Appena prima, nel 536, le cronache registrarono l’“anno senza estate”: il sole appariva sempre velato, i raccolti stentati. Era l’inizio della “Piccola glaciazione” della tarda antichità, innescata da una serie di eruzioni vulcaniche le cui ceneri velavano l’atmosfera e sostenuta da una secolare diminuzione dell’attività solare da suscitare l’idea dei primi medievali che la fine del mondo fosse vicina. Lo testimoniano le parole di Gregorio I Magno che scrisse nei “Dialoghi”: «In questa terra che abitiamo il mondo non annuncia ma manifesta con tutta evidenza la sua fine».
«La fine dell'impero di Roma – conclude Harper - rappresenta pertanto un momento storico in cui l'umanità e l'ambiente risultano inscindibili. O meglio, rappresenta un capitolo della storia ancora in evoluzione del nostro rapporto con l’ambiente. Il destino di Roma potrebbe servirci da memento del fatto che la natura è astuta e capricciosa».

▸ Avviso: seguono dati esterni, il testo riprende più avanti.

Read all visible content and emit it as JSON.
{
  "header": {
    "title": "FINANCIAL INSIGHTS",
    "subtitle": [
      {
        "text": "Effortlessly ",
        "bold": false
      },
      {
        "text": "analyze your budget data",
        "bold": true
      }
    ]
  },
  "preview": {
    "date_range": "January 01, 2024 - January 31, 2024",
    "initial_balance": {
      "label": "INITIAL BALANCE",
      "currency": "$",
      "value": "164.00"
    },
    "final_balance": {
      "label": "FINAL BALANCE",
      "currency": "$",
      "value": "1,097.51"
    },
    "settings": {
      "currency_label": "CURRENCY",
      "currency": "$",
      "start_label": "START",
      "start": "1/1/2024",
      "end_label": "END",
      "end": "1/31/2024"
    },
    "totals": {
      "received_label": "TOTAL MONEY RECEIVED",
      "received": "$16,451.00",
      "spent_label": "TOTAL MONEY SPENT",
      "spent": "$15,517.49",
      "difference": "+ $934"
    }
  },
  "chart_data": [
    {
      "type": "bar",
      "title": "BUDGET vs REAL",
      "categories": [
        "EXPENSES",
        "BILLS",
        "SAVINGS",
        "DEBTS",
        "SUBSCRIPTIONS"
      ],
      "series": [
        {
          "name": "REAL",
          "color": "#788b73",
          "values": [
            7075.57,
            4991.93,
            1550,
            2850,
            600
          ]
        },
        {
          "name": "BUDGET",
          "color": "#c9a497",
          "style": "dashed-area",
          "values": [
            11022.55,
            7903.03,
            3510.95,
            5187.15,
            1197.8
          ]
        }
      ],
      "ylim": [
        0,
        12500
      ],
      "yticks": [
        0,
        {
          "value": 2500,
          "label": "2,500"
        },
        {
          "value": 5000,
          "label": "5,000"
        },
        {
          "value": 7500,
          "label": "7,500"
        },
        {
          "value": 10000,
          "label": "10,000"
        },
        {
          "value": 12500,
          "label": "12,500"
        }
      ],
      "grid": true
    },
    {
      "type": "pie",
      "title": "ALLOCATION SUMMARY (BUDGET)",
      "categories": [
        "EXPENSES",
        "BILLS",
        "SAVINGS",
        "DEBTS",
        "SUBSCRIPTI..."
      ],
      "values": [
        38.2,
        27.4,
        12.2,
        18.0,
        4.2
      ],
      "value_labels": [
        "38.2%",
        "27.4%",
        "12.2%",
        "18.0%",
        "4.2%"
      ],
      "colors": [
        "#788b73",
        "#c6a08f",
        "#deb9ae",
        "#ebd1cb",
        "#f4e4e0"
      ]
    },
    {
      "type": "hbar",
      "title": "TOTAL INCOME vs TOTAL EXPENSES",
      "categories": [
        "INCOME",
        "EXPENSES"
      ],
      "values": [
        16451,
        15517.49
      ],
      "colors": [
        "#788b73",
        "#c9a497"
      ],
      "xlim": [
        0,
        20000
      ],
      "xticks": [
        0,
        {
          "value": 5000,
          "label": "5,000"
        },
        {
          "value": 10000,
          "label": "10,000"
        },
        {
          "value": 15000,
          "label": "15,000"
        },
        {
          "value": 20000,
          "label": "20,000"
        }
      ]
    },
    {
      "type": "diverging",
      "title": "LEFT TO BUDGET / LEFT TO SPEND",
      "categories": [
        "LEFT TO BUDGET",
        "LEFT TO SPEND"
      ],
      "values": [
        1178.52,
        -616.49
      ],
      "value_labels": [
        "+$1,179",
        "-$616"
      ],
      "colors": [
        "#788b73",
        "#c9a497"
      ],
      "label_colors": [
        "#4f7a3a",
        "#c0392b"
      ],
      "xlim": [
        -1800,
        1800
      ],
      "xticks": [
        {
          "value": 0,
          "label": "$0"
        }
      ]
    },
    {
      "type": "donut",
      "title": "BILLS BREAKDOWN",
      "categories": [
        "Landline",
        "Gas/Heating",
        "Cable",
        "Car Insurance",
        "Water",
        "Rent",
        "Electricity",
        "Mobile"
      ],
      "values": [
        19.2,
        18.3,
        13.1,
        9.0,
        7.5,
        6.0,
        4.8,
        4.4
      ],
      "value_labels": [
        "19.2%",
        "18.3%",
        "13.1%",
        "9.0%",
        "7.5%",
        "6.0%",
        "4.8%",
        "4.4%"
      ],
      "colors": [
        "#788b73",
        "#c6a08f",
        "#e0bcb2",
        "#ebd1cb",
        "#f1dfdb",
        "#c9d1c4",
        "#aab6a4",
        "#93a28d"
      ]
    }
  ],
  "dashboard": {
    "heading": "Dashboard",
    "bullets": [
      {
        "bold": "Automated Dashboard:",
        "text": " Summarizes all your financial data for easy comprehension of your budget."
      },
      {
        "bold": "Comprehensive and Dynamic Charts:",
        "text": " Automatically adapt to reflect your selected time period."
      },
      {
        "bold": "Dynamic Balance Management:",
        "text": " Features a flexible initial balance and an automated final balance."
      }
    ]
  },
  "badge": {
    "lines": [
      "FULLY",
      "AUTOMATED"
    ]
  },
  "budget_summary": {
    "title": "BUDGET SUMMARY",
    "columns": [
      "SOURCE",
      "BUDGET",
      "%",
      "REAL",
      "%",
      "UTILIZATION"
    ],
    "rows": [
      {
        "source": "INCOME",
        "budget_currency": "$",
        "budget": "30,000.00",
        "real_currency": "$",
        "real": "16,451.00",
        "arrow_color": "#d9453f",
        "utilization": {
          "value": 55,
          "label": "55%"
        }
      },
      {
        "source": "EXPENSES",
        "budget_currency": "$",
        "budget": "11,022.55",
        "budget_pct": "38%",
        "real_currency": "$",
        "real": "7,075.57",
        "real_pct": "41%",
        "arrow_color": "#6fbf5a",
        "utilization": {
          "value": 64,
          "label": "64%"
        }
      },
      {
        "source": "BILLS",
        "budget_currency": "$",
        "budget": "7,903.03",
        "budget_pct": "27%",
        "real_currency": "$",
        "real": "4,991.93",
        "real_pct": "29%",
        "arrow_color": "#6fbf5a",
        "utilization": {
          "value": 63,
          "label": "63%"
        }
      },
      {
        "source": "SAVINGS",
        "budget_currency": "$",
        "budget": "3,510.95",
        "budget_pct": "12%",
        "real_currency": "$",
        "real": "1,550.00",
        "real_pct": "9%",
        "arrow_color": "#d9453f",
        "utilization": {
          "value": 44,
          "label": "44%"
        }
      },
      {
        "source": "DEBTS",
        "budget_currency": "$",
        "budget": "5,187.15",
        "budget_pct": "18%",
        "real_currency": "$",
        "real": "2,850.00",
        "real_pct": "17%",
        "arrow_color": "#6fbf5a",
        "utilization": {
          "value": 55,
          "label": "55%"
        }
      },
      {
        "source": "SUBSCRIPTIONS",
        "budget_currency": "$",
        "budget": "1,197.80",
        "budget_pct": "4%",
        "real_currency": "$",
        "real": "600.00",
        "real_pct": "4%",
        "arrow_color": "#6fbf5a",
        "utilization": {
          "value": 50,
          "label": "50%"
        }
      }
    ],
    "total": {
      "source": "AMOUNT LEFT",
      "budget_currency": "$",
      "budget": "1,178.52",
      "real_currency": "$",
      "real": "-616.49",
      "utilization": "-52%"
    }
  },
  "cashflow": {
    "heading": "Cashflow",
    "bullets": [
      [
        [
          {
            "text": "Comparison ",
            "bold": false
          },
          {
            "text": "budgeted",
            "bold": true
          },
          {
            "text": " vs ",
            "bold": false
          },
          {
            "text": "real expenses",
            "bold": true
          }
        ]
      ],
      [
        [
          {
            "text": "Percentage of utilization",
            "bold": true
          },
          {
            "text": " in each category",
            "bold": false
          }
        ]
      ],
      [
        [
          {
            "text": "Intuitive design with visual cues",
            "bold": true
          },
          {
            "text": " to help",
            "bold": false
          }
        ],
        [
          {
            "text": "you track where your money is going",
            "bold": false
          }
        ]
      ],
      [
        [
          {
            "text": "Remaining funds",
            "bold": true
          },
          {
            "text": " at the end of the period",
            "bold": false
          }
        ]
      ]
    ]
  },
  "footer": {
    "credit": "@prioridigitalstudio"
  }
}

Harper dimostra che le vere cause furono il cambiamento climatico, che impattò sulla produzione di cibo, e le pandemie. Non è una tesi sorprendente: si sapeva della presenza di queste condizioni negli ultimi secoli dell’Impero. Ma gli storici ragionavano a partire dal «tacito presupposto che l’ambiente fosse un contesto stabile e inerte alla storia». La caduta dell’impero rappresentò invece proprio il trionfo della natura sulle ambizioni umane.
Harper intreccia una solida narrazione storica con la scienza del clima e le scoperte della genetica offrendo al lettore un quadro molto ricco di argomenti e del tutto nuovo sulle catastrofi climatiche, sul loro insorgere e sul modo con cui furono affrontate dagli imperatori. Il volume ha in Appendice una ricchissima bibliografia, note al testo e indice dei nomi.